Questions about emotional violence included whether adults had ever threatened abandonment, made a child feel unwanted, or humiliated a child in front of others. Stark and coauthor Ilana Seff of Columbia University found an association between youth with those experiences and the ones who considered suicide.
Approximately 26 percent to 45 percent of respondents, depending on sex and country, reported experiences with emotional violence.
Self-reported suicide ideation was consistently higher for girls in all countries; nearly 27 percent, 15 percent and 8 percent of girls had ever considered suicide in Haiti, Kenya, and Tanzania, respectively, compared to 8 percent, 7 percent, and 6 percent of boys.
“We find there exists a significant relationship between exposure to emotional violence and suicide ideation for both males and females in all countries in the sample,” the authors write.

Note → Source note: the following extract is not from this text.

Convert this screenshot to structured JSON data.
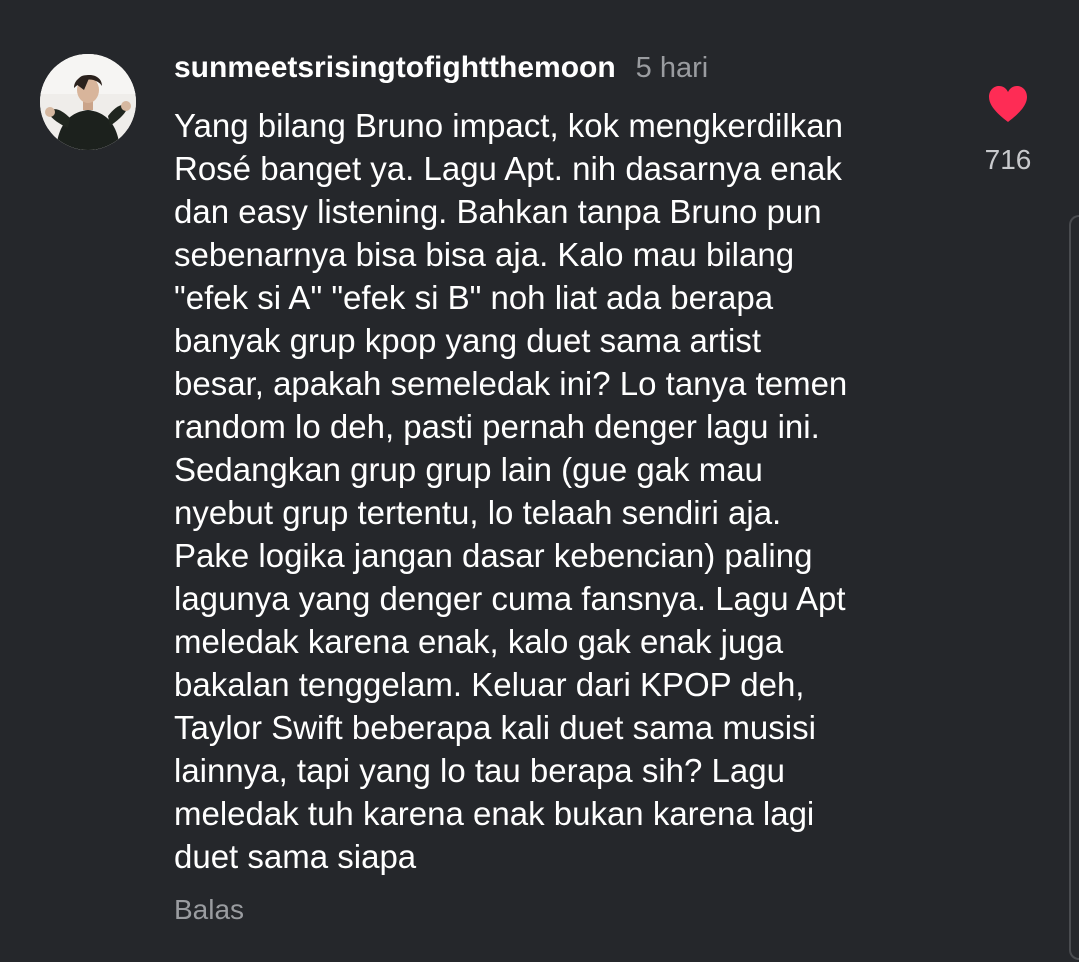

“No other form of child maltreatment was found to be associated with suicide ideation in more than one country, suggesting that emotional violence may actually be more powerful than physical and sexual abuse in its impact on adolescent suicide behaviors in low- and middle-income countries.”
The analysis suggests that mental health practitioners should offer suicide prevention programs to those with a history of emotional abuse.